3. Obviousness analysis:Inventive step is a crucial step, which means there has to be an element of innovation in your invention. Mobile application patents in India cannot be for an obvious invention. For example, an individual wants to patent a mobile app for an e-book reader with a yellow highlighting facility. But as this already exists, the invention tries to do that just with a minor addition that the colour of the highlighter could be changed. Then chances are there that once the patent application has been filed, although it will pass the novelty test, the examiner will object by saying that the invention is too obvious.
4. Needs to have utility:The invention must have some features of being useful even if it may not seem very applicable at the current point of time.

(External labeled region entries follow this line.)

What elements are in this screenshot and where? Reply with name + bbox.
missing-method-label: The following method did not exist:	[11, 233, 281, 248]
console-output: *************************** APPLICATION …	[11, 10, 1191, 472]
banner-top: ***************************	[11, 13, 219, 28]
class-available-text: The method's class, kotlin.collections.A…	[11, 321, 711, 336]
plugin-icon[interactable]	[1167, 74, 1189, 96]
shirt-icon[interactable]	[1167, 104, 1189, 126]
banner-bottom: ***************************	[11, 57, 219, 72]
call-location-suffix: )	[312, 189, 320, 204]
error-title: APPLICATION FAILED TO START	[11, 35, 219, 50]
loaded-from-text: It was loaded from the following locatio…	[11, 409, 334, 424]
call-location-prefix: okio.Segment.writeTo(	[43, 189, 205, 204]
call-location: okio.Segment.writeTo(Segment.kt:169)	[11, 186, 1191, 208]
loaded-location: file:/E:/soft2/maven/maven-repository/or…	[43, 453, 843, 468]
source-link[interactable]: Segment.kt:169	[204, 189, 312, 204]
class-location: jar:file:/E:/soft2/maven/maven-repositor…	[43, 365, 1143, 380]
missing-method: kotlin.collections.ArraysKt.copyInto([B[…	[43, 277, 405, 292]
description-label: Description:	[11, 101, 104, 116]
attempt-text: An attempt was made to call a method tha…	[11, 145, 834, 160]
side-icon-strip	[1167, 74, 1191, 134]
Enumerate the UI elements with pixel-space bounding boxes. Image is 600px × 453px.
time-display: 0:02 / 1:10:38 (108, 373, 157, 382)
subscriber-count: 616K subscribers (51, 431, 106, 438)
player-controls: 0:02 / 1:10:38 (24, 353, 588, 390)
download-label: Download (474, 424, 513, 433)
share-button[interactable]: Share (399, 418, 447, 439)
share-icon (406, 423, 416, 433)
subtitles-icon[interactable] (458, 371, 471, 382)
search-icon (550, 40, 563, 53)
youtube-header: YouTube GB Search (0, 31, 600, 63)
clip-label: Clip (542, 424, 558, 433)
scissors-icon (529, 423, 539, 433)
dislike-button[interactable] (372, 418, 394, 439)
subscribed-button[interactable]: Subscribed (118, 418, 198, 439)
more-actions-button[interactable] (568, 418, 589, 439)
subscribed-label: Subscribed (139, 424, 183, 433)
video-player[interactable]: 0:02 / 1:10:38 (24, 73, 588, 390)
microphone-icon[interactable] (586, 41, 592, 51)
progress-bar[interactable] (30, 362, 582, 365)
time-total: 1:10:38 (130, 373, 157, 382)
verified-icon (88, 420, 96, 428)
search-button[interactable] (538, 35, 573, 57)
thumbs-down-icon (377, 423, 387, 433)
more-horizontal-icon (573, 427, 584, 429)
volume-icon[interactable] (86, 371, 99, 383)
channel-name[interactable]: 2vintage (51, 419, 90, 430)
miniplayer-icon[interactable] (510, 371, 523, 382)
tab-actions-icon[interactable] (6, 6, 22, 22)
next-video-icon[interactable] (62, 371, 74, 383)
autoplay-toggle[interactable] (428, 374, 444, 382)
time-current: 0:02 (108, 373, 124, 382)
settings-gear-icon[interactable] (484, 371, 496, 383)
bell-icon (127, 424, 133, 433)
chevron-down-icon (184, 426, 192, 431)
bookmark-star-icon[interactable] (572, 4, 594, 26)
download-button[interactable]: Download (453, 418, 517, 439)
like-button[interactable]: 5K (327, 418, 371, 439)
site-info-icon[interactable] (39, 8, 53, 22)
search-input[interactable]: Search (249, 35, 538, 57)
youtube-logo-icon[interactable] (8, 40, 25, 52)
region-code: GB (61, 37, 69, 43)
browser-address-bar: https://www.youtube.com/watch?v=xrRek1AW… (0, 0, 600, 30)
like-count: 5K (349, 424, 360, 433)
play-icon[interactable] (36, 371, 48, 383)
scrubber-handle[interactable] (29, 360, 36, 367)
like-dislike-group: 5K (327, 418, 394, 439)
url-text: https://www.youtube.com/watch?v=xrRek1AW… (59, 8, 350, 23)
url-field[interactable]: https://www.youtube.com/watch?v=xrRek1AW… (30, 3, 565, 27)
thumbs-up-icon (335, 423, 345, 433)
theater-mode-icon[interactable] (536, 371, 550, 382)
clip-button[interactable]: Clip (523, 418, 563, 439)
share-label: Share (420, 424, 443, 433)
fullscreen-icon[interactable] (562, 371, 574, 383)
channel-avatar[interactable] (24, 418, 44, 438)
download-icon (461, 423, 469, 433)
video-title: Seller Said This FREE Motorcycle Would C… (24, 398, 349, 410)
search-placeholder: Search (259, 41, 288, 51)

The real use of the invention may lie somewhere which is yet to come in the technology scene, so although the invention’s utility is foreseeable, it may not have much use today. This is acceptable so long as the applicant can or anyone can envisage even remotely the applicability in some other forms.
The above criteria are the basic requirement, apart from that, the invention needs to satisfy a few more tests to pass the examination hurdle. The Patents Act, 1970 has a list citing what must not be taken as inventions. As per this Act, you need to structure your patent for a mobile application so that, it does not look like a computer program. A mathematical algorithm to a layman’s eyes.
Softwares, per se, are not patentable. Mobile applications similarly should-not be patentable. This tricky job might need the help of a patent agent. However, specific software products that have a useful practical application are patentable, like software used in devices like pacemakers. For mobile application patents in India, you need to draft the specification of your ‘App’, carefully. The wording of the specification is crucial in getting you the patent.
You might need professional help while drafting this, as it might be very tricky job to word it such that the maximum novelty, non-obviousness and utility can be highlighted. Drafting of the specification for your mobile application patents in India would require you to disclose your invention. Although you need not to disclose the nitty-gritty of your invention, it is always advisable not to state it in a broad way so that it becomes too abstract.
There might be a scenario that your invention needs the applicability of a pre-existing invention, in that case you might be in the infringement zone. So keep alert when the previous patent search is done to check if you might need to obtain licenses. This might put economic stress on your invention, and your product may no longer be cost effective. Or else try to devise ways so that your invention uses the same result without infringing the previous patents. After you have clearly earmarked your invention’s applicability, do a small market enquiry or survey as to whether your patent has some worth or is there an existing problem which you have solved through this invention, or if you have somehow touched on a long felt need.